Vertebrates adapted to live in areas of humid subtropical climate around the world include mammals, birds, amphibians, reptiles and fish. In North America, examples of vertebrates include the American alligator, the Florida panther and the whooping crane. Vertebrate animals fund in South America include the coati, which is type of raccoon; the southern lapwing, the capybara, the largest rodent in the world; lizards of the genus Tupinambis and fish of the genera Bryconamericus, Characidium and Tatia.
Among invertebrates, insects are the largest group and most widely spread group. Other invertebrates found in humid subtropical climates include crustaceans, spiders, centipedes, millipedes, worms, mollusks, jellyfish, corals and starfishes. Common species found in Australia's include the eastern mouse spider (Missulena), the huntsmen spider, the paralysis tick (Ixodes holocyclus) and the centipede (Allothereua maculata). Other invertebrates found in humid subtropical areas include the snapping shrimp (Synalpheus), sea snails (Turrittela), the common leopard butterfly, the commodore butterfly (Auzakia danava) and the Indian white admiral (Limenitis trivena), found in Asia.

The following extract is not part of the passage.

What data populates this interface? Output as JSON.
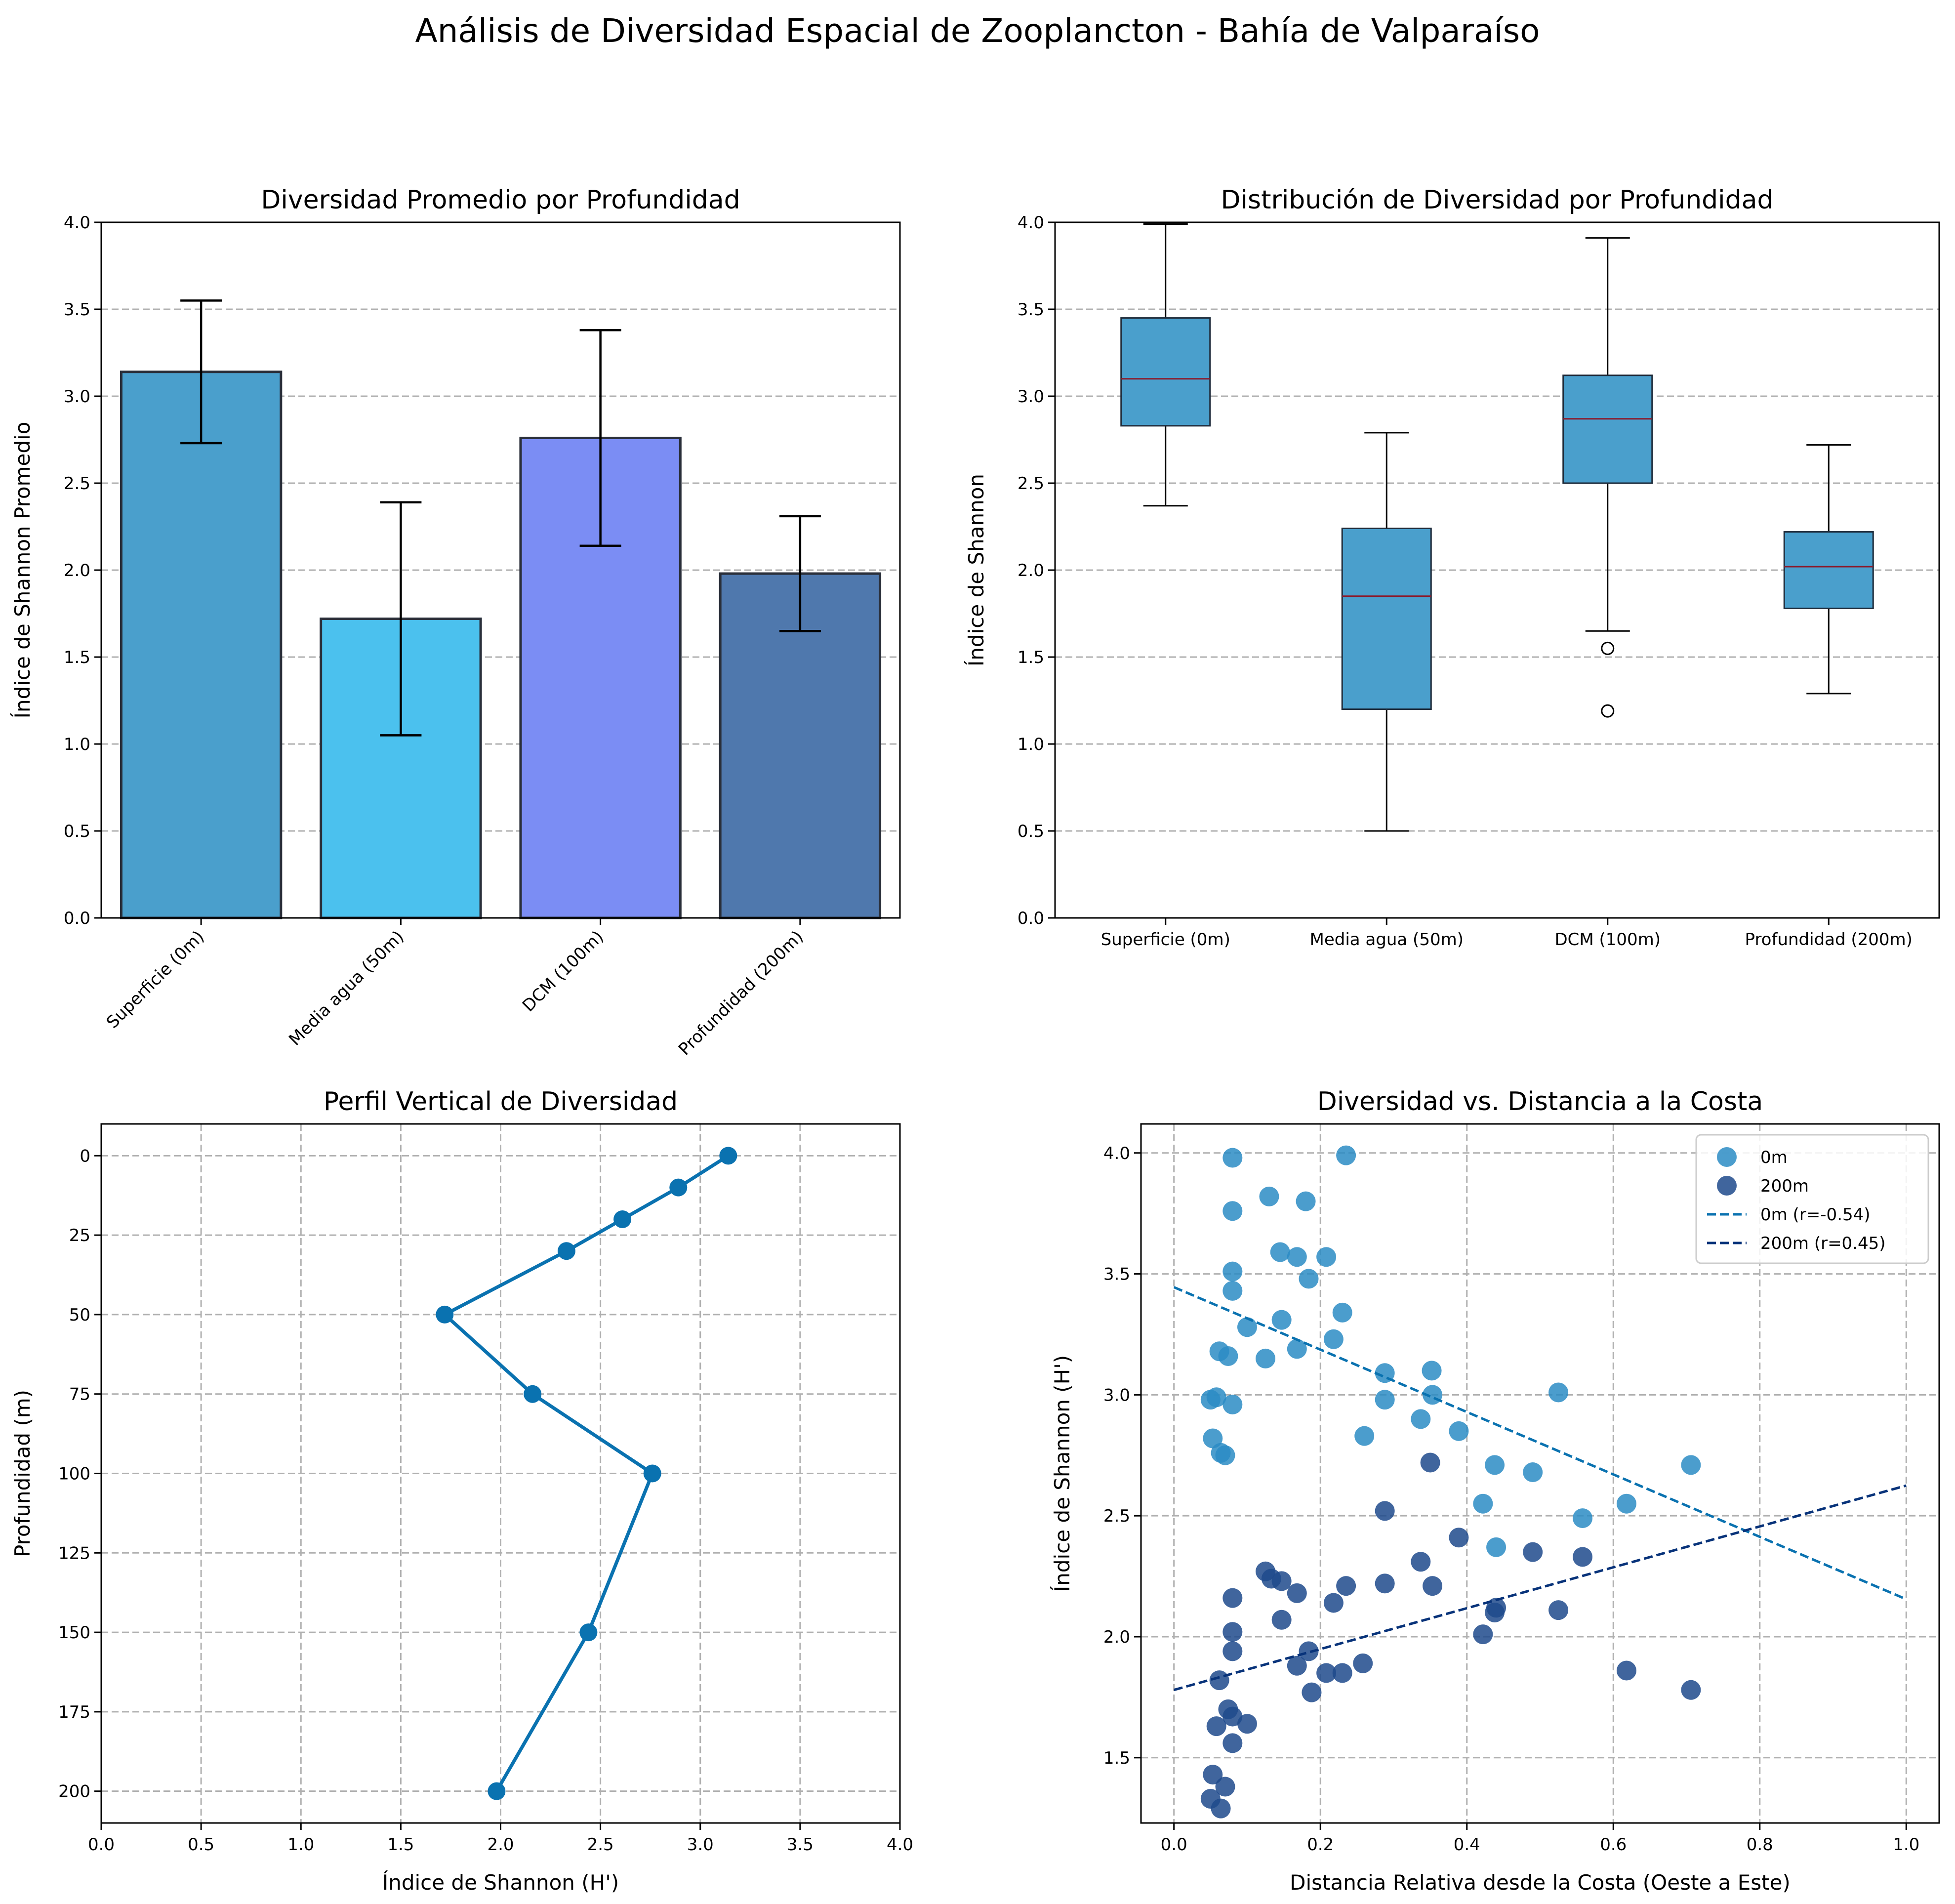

Plant species found in humid subtropical climate areas are numerous and vary from one region to the next. Common species in North America include the Southern magnolia (Magnolia grandiflora), the redbay (Persea borbonia) and the marlberry Ardisia, while in South America conifers of the genus Araucaria are iconic species. The dawn redwood (Metasequoia glyptostroboides) and the tanoak (Lithocarpus densiflorus) are common in Asia, while the conifer Agathis and the cabbage tree (Cordyline australis) are found in Australia and New Zealand.
Fungus and Microorganisms
Funguses found in the humid subtropical climate can be macroscopic or microscopic. Macroscopic species include the oyster mushroom (Pleurotus ostreatus), the indigo milk cap mushroom (Lactarius indigo) and the toxic Amanita, while microscopic species are found in the genera Magnaporthe and Ophiostoma, which contain plant parasites. In addition to microscopic fungus, decomposing bacteria are also abundant in the soils of humid subtropical regions.